Des mesures de pollution particulaire ont été réalisées d'octobre 2005 à avril 2007 par une équipe de chercheurs, à l'aide de filtres placés au sommet du puy de Dôme (altitude 1465 m) et remplacés toutes les semaines, afin notamment de quantifier le césium-137 (137Cs). En effet, bien que déposé depuis longtemps dans les sols, ce radionucléide artificiel produit lors des essais nucléaires et de l'accident de Tchernobyl demeure néanmoins présent à l'état de traces dans l'atmosphère.
Compte tenu d'une part de la source présumée du 137Cs, à savoir les anciens dépôts sur les sols remis en suspension par vents et frottements, et d'autre part des faibles concentrations particulaires moyennes à cette haute altitude, les chercheurs s'attendaient à observer des niveaux d'activité(1) inférieurs à la limite de détection (0,1 µBq/m3). Or, les niveaux mesurés sont de l'ordre de 1 µBq/m3. Bien qu'ils soient plus élevés que le bruit de fond moyen mesuré en plaine (0,25 µBq/m3), ils restent un million de fois inférieurs aux plus forts niveaux mesurés dans l'est de la France après l'accident de Tchernobyl (~ 1 Bq/m3, le 1er mai) et mille fois inférieurs aux niveaux mesurés dix jours plus tard (le 10 mai). À titre de comparaison avec un radionucléide naturel, ces niveaux d'activité du 137Cs sont environ 100 à 1000 fois inférieurs à ceux du plomb-210.
Afin d'expliquer ces niveaux d'activité, les chercheurs se sont intéressés à d'autres mécanismes susceptibles de réalimenter le compartiment atmosphérique en 137Cs que sa remise en suspension dans l'air. Pour ce faire, ils se sont penchés sur des traceurs chimiques spécifiques, notamment le calcium qui est un traceur des sources terrigènes, ainsi que le potassium et le levoglucosan qui sont des traceurs des feux de biomasse, dont ils ont comparé l'évolution des concentrations à celle des concentrations en 137Cs.
Évolution temporelle du 137Cs au puy de Dôme (altitude 1465 m) et à Opme (altitude 850 m).

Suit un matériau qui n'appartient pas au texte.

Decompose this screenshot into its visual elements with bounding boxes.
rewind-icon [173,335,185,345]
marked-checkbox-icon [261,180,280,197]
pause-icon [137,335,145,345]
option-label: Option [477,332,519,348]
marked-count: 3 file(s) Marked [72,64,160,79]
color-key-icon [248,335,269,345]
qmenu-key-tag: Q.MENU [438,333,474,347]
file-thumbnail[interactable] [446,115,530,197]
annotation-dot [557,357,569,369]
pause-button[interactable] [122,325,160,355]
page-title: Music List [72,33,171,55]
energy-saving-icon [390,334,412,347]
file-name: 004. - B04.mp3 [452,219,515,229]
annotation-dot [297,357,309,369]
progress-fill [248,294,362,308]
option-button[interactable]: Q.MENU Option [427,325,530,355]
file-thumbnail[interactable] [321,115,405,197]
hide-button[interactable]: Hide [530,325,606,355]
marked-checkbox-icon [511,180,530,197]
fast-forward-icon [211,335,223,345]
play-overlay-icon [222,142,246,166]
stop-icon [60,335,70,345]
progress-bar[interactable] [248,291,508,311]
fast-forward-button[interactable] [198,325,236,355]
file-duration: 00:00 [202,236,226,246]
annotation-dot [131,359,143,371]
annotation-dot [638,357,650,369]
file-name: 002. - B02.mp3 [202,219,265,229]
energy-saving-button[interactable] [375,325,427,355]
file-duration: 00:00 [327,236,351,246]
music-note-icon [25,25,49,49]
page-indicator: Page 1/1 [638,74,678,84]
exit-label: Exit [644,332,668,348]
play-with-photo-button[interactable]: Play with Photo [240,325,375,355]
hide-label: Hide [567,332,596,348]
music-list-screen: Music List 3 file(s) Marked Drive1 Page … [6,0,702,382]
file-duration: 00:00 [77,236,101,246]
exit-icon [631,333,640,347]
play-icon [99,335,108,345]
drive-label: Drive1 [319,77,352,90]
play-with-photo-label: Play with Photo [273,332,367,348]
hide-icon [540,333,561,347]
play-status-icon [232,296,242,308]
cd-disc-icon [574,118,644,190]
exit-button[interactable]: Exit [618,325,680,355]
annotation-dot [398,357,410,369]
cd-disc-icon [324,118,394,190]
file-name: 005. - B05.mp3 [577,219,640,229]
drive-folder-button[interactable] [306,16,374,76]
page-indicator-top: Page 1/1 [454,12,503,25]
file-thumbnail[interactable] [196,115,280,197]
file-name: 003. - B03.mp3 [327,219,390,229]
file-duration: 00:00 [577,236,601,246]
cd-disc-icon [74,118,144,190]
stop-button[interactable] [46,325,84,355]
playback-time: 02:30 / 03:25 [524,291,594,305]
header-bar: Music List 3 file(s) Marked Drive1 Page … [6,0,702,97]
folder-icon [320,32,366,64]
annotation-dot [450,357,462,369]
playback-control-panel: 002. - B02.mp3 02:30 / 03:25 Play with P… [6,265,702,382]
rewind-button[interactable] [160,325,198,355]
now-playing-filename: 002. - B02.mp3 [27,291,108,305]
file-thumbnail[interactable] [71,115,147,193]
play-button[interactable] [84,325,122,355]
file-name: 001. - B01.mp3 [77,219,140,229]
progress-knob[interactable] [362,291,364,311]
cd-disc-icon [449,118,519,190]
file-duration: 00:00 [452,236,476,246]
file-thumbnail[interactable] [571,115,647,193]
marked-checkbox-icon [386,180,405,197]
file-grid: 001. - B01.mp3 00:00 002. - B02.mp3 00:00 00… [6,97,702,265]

Les épisodes de poussières désertiques en provenance du Sahara ne sont visibles qu'en altitude.
Ils ont ainsi pu mettre en évidence que, durant la période considérée, le 137Cs présent dans le compartiment atmosphérique est apporté par des feux de biomasse et ponctuellement par des poussières désertiques d'Afrique, seuls les feux de biomasse permettant d'entretenir une persistance à l'état de traces de ce radionucléide dans l'atmosphère.
Ils n'ont observé par ailleurs aucune influence de l'origine des masses d'air, ce qui semble indiquer que les feux de biomasse d'Europe de l'Est ne se distinguent pas de ceux d'Afrique par leur niveau d'activité en 137Cs.
Note:
(1) L'activité d'un radionucléide est le nombre de désintégrations radioactives qui se produisent par seconde. L'unité utilisée est le becquerel qui correspond à une désintégration par seconde.